Wi-Fi Still Not Universally Free, Though Consumers Think It Should Be
Nearly 80 percent of smartphone and laptop users expect free Wi-Fi. However, businesses, such as McDonald's and Starbucks, still have some type of Wi-Fi connectivity revenue plan.
Thu, August 06, 2009
CIO — About a year ago, CIO.com examined the Wi-Fi hotspot pricing strategies of retailers Starbucks, McDonald's, Borders and Panera Bread in "Free Wi-Fi: Should Retailers Offer It to Customers?"
Despite what most consumers expected—which is free and safe Wi-Fi at restaurants, hotels and airports—some businesses weren't ready to abandon Wi-Fi connectivity revenue streams. Someone has to pay for those access points and broadband Internet services, business owners reasoned.
According to a January 2009 survey of 2,700 Wi-Fi users, nearly 80 percent said that Wi-Fi should be free. As to what irritates them when they tried to connect to a Wi-Fi hotspot: 50 percent said "complicated login screens," and 35 percent reported "complex payment procedures."
One of the holdouts over the years has been bookstore behemoth Barnes & Noble. This week, however, B&N reversed course and announced that Wi-Fi in its 800 U.S. stores is now free. Since 2005, B&N has relied on AT&T Wi-Fi services and charged a fee, though most of AT&T's cellular subscribers with smartphones, such as iPhone and BlackBerry users, could use B&N's Wi-Fi network for free.

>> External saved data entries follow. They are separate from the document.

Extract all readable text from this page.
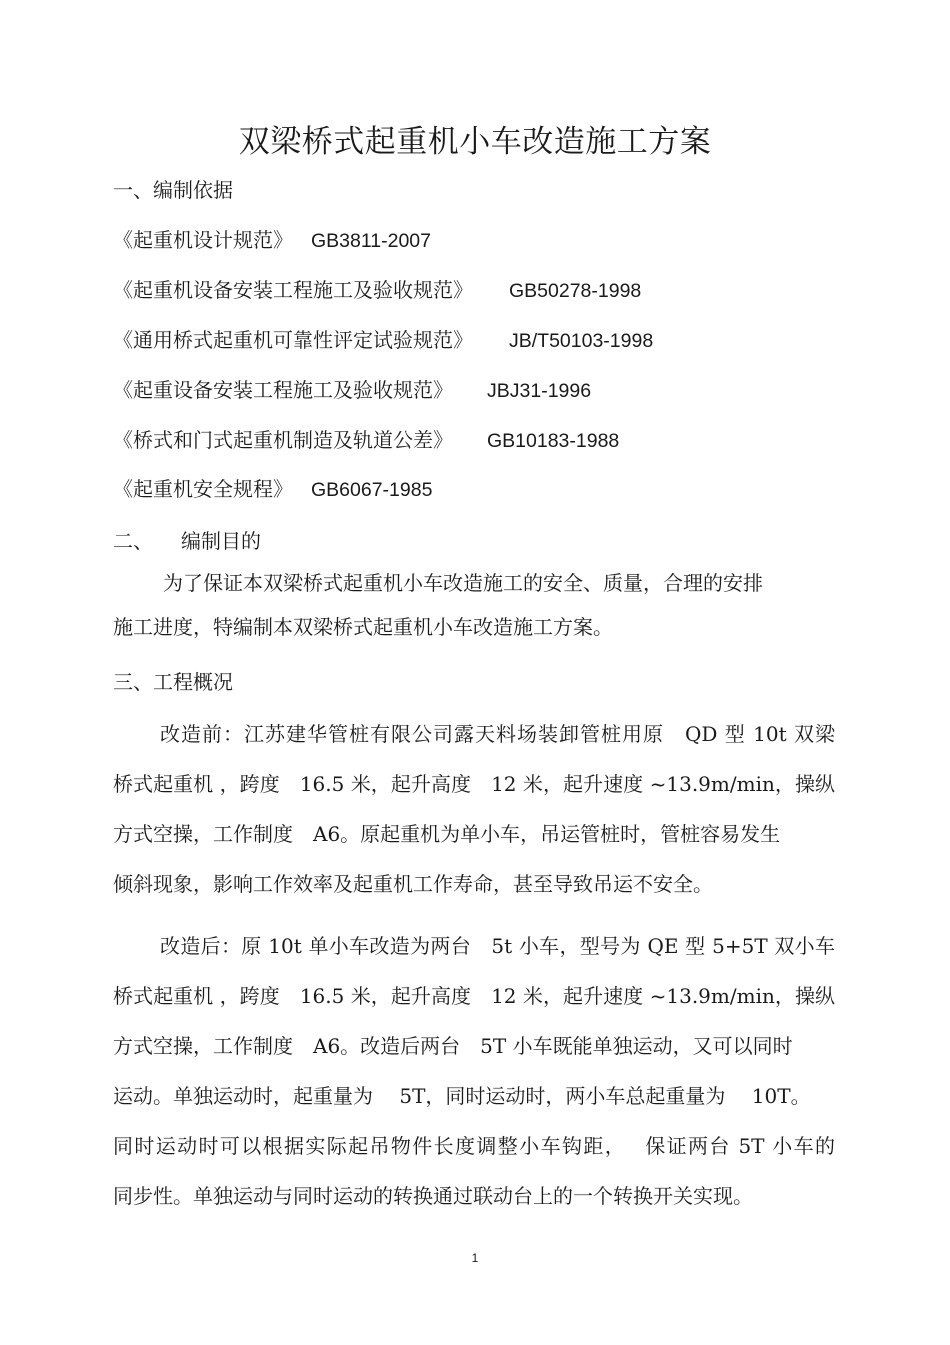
双梁桥式起重机小车改造施工方案
一、编制依据
《起重机设计规范》 GB3811-2007
《起重机设备安装工程施工及验收规范》 GB50278-1998
《通用桥式起重机可靠性评定试验规范》 JB/T50103-1998
《起重设备安装工程施工及验收规范》 JBJ31-1996
《桥式和门式起重机制造及轨道公差》 GB10183-1988
《起重机安全规程》 GB6067-1985
二、 编制目的
为了保证本双梁桥式起重机小车改造施工的安全、质量，合理的安排
施工进度，特编制本双梁桥式起重机小车改造施工方案。
三、工程概况
改造前：江苏建华管桩有限公司露天料场装卸管桩用原　QD 型 10t 双梁
桥式起重机 ，跨度　16.5 米，起升高度　12 米，起升速度 ~13.9m/min，操纵
方式空操，工作制度　A6。原起重机为单小车，吊运管桩时，管桩容易发生
倾斜现象，影响工作效率及起重机工作寿命，甚至导致吊运不安全。
改造后：原 10t 单小车改造为两台　5t 小车，型号为 QE 型 5+5T 双小车
桥式起重机 ，跨度　16.5 米，起升高度　12 米，起升速度 ~13.9m/min，操纵
方式空操，工作制度　A6。改造后两台　5T 小车既能单独运动，又可以同时
运动。单独运动时，起重量为　 5T，同时运动时，两小车总起重量为　 10T。
同时运动时可以根据实际起吊物件长度调整小车钩距，　 保证两台 5T 小车的
同步性。单独运动与同时运动的转换通过联动台上的一个转换开关实现。
1
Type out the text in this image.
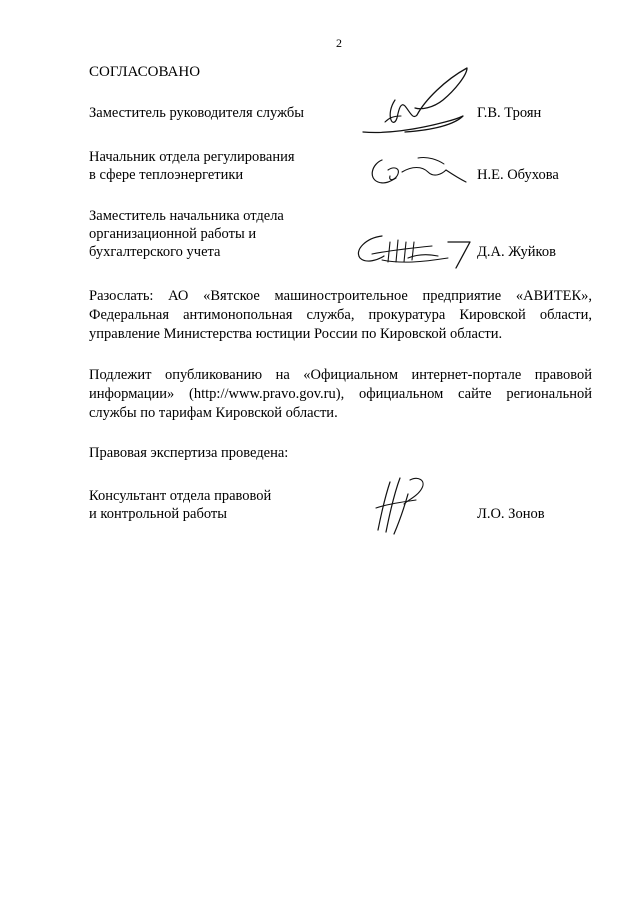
2
СОГЛАСОВАНО
Заместитель руководителя службы	Г.В. Троян
Начальник отдела регулирования
в сфере теплоэнергетики	Н.Е. Обухова
Заместитель начальника отдела
организационной работы и
бухгалтерского учета	Д.А. Жуйков
Разослать: АО «Вятское машиностроительное предприятие «АВИТЕК»,
Федеральная антимонопольная служба, прокуратура Кировской области,
управление Министерства юстиции России по Кировской области.
Подлежит опубликованию на «Официальном интернет-портале правовой
информации» (http://www.pravo.gov.ru), официальном сайте региональной
службы по тарифам Кировской области.
Правовая экспертиза проведена:
Консультант отдела правовой
и контрольной работы	Л.О. Зонов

With the proliferation of Wi-Fi-enabled laptops and smartphones, businesses that charge for the networking service appear woefully outdated. Both AT&T and Verizon recently announced more free Wi-Fi services. (Which is very good for the nearly 10 percent of the country unemployed and still in need of Internet connectivity. People have done some desperate and strange things for Internet connectivity.)
But for some businesses, the "free or not to free" decision isn't so simple.
For example, McDonald's, with its 15,000 Wi-Fi-enabled restaurants around the globe, still charges for connectivity (though subscribers to some national services, like AT&T, can use the network for free). And Starbucks offers both complimentary (Starbucks Card users) and paid Wi-Fi plans.
In light of Barnes & Noble's announcement, Techdirt.com pronounced "The Death of Paid Wi-Fi." Clearly, that's the direction most businesses are heading, but reports of Wi-Fi being universally free are, at this point, a bit premature.